Charity accounts are being cracked down on, that might be the reason for some of the extra rules.

Hopefully you get sorted.

Presumably its a community account that you have? Have you talked with them to find out what exactly is required so you can put in a process at your charity to gather all the correct information first time?

You’ll likely need to do this anyway with whatever bank you use to reduce issues around people handing over incorrect or invalid information.

You’ll need to make sure you’re within turn over limits, but i agree with the first poster, most big banks are fine. Regardless of your decision you’ll need to sit down with them and discuss your particular situation and put in place a process at your charity to collect the right information before submitting it at every rotation.

I’m unsure on some other banks but barclays may have some advantages because of their pingit app which is quite useful for charities, so its maybe with talking to them about whats up and whats required and what process you can put in place.
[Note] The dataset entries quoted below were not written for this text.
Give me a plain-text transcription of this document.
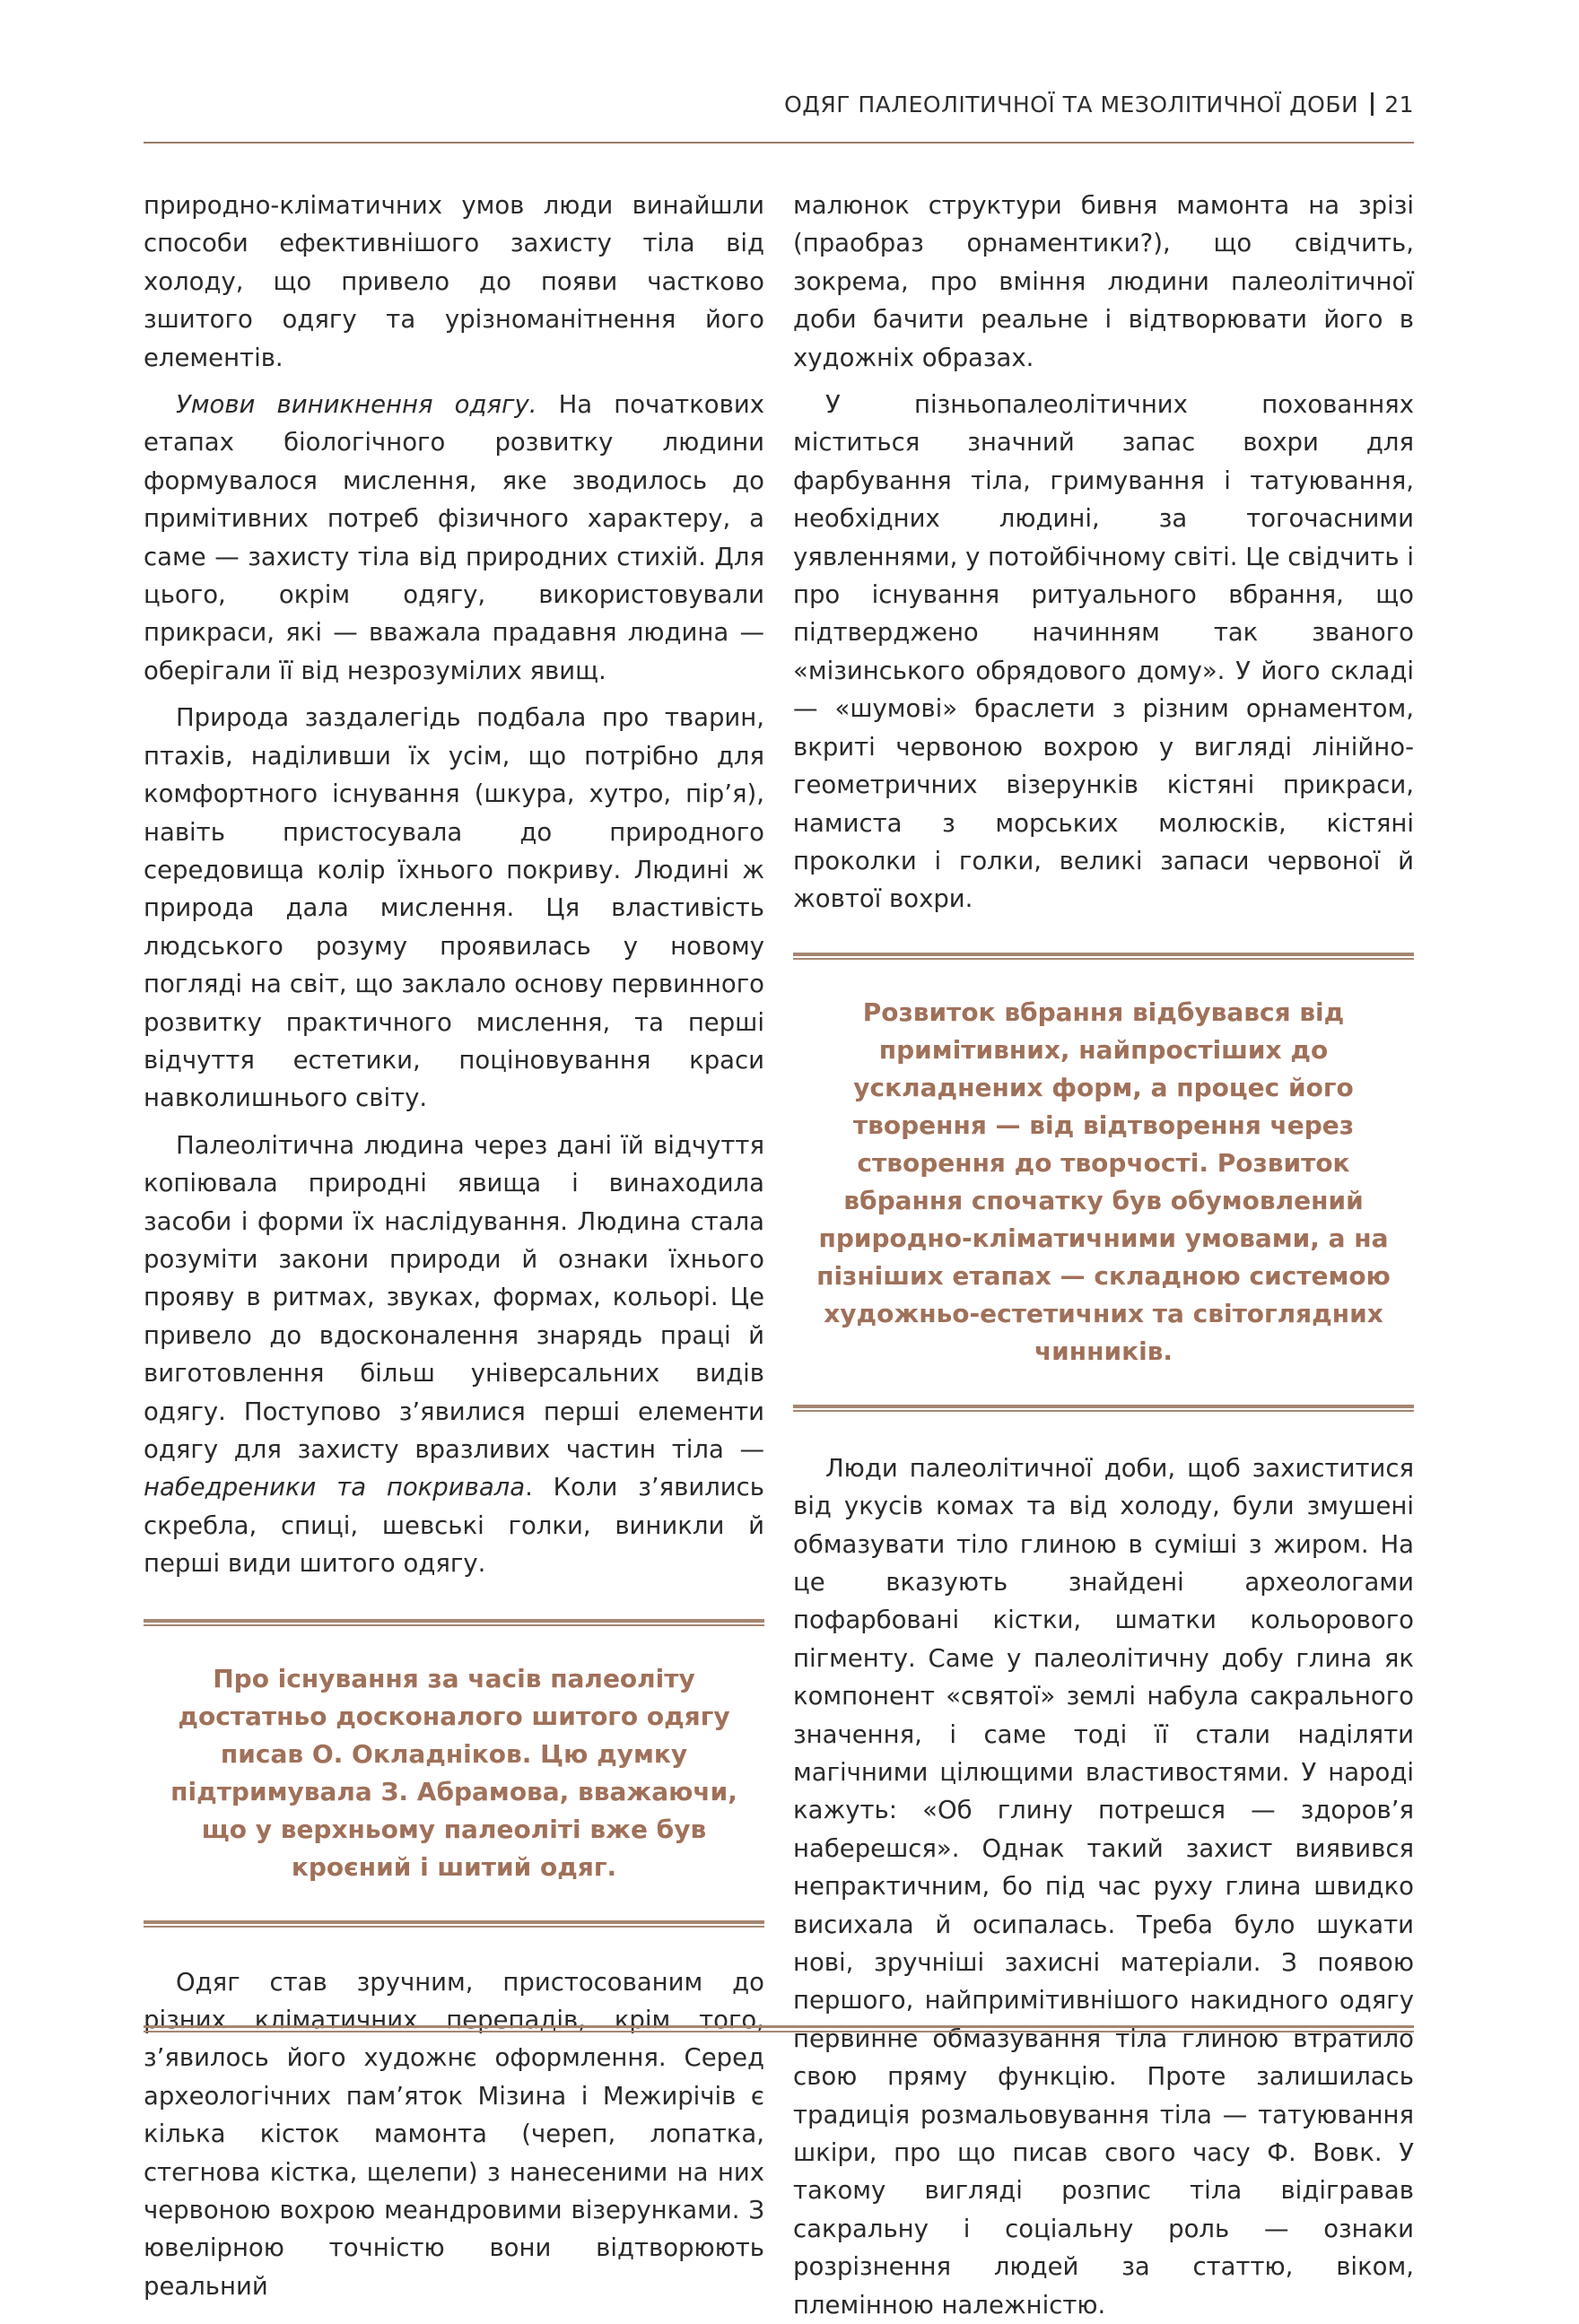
ОДЯГ ПАЛЕОЛІТИЧНОЇ ТА МЕЗОЛІТИЧНОЇ ДОБИ 21

природно-кліматичних умов люди винайшли способи ефективнішого захисту тіла від холоду, що привело до появи частково зшитого одягу та урізноманітнення його елементів.

Умови виникнення одягу. На початкових етапах біологічного розвитку людини формувалося мислення, яке зводилось до примітивних потреб фізичного характеру, а саме — захисту тіла від природних стихій. Для цього, окрім одягу, використовували прикраси, які — вважала прадавня людина — оберігали її від незрозумілих явищ.

Природа заздалегідь подбала про тварин, птахів, наділивши їх усім, що потрібно для комфортного існування (шкура, хутро, пір’я), навіть пристосувала до природного середовища колір їхнього покриву. Людині ж природа дала мислення. Ця властивість людського розуму проявилась у новому погляді на світ, що заклало основу первинного розвитку практичного мислення, та перші відчуття естетики, поціновування краси навколишнього світу.

Палеолітична людина через дані їй відчуття копіювала природні явища і винаходила засоби і форми їх наслідування. Людина стала розуміти закони природи й ознаки їхнього прояву в ритмах, звуках, формах, кольорі. Це привело до вдосконалення знарядь праці й виготовлення більш універсальних видів одягу. Поступово з’явилися перші елементи одягу для захисту вразливих частин тіла — набедреники та покривала. Коли з’явились скребла, спиці, шевські голки, виникли й перші види шитого одягу.

Про існування за часів палеоліту достатньо досконалого шитого одягу писав О. Окладніков. Цю думку підтримувала З. Абрамова, вважаючи, що у верхньому палеоліті вже був кроєний і шитий одяг.

Одяг став зручним, пристосованим до різних кліматичних перепадів, крім того, з’явилось його художнє оформлення. Серед археологічних пам’яток Мізина і Межирічів є кілька кісток мамонта (череп, лопатка, стегнова кістка, щелепи) з нанесеними на них червоною вохрою меандровими візерунками. З ювелірною точністю вони відтворюють реальний

малюнок структури бивня мамонта на зрізі (праобраз орнаментики?), що свідчить, зокрема, про вміння людини палеолітичної доби бачити реальне і відтворювати його в художніх образах.

У пізньопалеолітичних похованнях міститься значний запас вохри для фарбування тіла, гримування і татуювання, необхідних людині, за тогочасними уявленнями, у потойбічному світі. Це свідчить і про існування ритуального вбрання, що підтверджено начинням так званого «мізинського обрядового дому». У його складі — «шумові» браслети з різним орнаментом, вкриті червоною вохрою у вигляді лінійно-геометричних візерунків кістяні прикраси, намиста з морських молюсків, кістяні проколки і голки, великі запаси червоної й жовтої вохри.

Розвиток вбрання відбувався від примітивних, найпростіших до ускладнених форм, а процес його творення — від відтворення через створення до творчості. Розвиток вбрання спочатку був обумовлений природно-кліматичними умовами, а на пізніших етапах — складною системою художньо-естетичних та світоглядних чинників.

Люди палеолітичної доби, щоб захиститися від укусів комах та від холоду, були змушені обмазувати тіло глиною в суміші з жиром. На це вказують знайдені археологами пофарбовані кістки, шматки кольорового пігменту. Саме у палеолітичну добу глина як компонент «святої» землі набула сакрального значення, і саме тоді її стали наділяти магічними цілющими властивостями. У народі кажуть: «Об глину потрешся — здоров’я наберешся». Однак такий захист виявився непрактичним, бо під час руху глина швидко висихала й осипалась. Треба було шукати нові, зручніші захисні матеріали. З появою першого, найпримітивнішого накидного одягу первинне обмазування тіла глиною втратило свою пряму функцію. Проте залишилась традиція розмальовування тіла — татуювання шкіри, про що писав свого часу Ф. Вовк. У такому вигляді розпис тіла відігравав сакральну і соціальну роль — ознаки розрізнення людей за статтю, віком, племінною належністю.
If signatories is the issue, don’t go with Natwest business either.

Our school needs two signatories to make payments (head and assistant) and we got a new headteacher so the Admin sent in change signatories forms (which were correct) as well as one to add a signatory to the PTA account. Well, Natwest changed all the schools accounts to the PTA parent as they didn’t read the mandates correctly. That was fun for the school to change all of them back.

My last church banked with CAF Bank. They are pretty good. They are helpful when you ring them and their online banking has a system for dual authorisations so that’s pretty good too.

I’d change this church to CAF Bank too, but there is some resistance to change here!